Geopolítica de la guerra
En Sudán se llevan a cabo proxy wars o guerras subsidiarias donde los contendientes de otros conflictos se enfrentan indirectamente apoyando a uno u otro de los bandos.
El gobierno sudsudanés de SPLA parece estar apoyando a las RSF, que ha llegado a enfrentarse directamente con las milicias opositoras del SPLA-IO. Ello no ha impedido un acuerdo entre todas las partes para que el ejército de Sudán del Sur garantice la neutralidad del área petrolífera de Hegling.
El gobierno de Etiopía también ha intervenido en el conflicto en Sudán financiando a las guerrillas contra el gobierno, al que acusa de haber apoyado a las autoridades insurgentes en la guerra en la región etíope de Tigray (2020-2022).
El principal apoyo tanto diplomático como militar de las SAF de Sudán es el gobierno de Egipto, que actualmente mantiene una tensión regional con el de Etiopía por la construcción de la Presa del Milenio en el curso alto del Nilo.
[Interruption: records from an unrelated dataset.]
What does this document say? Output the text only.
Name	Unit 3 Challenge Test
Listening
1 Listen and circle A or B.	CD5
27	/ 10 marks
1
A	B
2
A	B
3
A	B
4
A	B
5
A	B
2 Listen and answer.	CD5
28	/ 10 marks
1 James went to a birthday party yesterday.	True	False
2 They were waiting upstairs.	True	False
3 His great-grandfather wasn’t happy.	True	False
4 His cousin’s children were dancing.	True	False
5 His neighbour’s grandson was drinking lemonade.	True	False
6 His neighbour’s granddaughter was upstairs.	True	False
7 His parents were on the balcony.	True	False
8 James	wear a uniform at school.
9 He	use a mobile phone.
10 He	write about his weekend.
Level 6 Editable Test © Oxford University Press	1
Otros gobiernos de la región como los de Chad, República Centroafricana, el Ejército Nacional Libio, Kenia, Uganda y el ya mencionado de Etiopía han facilitado la llegada de armas a las RSF e incluso tropas o entrenamiento militar.
Uno de los actores externos más relevantes son los Emiratos Árabes Unidos, que importan la mayor parte del oro sudanés y son el principal proveedor de armas al RSF. Por su parte, Irán, Catar, Arabia Saudí y Turquía se han posicionado a favor del gobierno sudanés, aunque estos dos últimos de manera menos explícita, y tratando de convertirse también en facilitadores de un posible acuerdo de paz.
Por último, las grandes potencias están presentes en el conflicto de Sudán con posicionamientos menos unívocos. Mientras Putin apoya oficialmente a Puerto Sudán, también lo hace a grupos alineados con RSF en las zonas de producción de oro. Por su parte, Ucrania también apoya a las SAF en su conflicto con estos grupos. La misma paradoja se da con China, que al tiempo en que se manifiesta a favor del gobierno sudanés, produce las armas que llegan a las RSF.
Washington ha intentado jugar un papel relevante en los intentos de acabar con el conflicto liderando la iniciativa Quad, planteada en septiembre de 2025 por Estados Unidos, Arabia Saudí, Egipto y Emiratos Árabes Unidos con una ruta para la paz sin mayores efectos. Lo que sí está teniendo consecuencias devastadoras para millones de refugiados es la drástica reducción de ayuda humanitaria realizada por la administración Trump.
Muchos actores y pocas normas
Las causas y dinámicas del conflicto en Sudán son complejas, y no se derivan directamente de las estrategias y enfrentamientos entre las grandes o medianas potencias. Pero actores tanto locales como extranjeros tratan de sacar provecho de una situación donde millones de personas sufren violaciones sistemáticas de sus derechos. Los múltiples actores internos y externos dificultan enormemente el éxito de las propuestas de acuerdo.
El contexto belicista internacional, en el que están reduciendo su poder las instituciones de seguridad colectiva y se cuestionan principios básicos de derecho internacional en torno a la soberanía y los derechos humanos, contribuye de manera decisiva al mantenimiento de conflictos devastadores.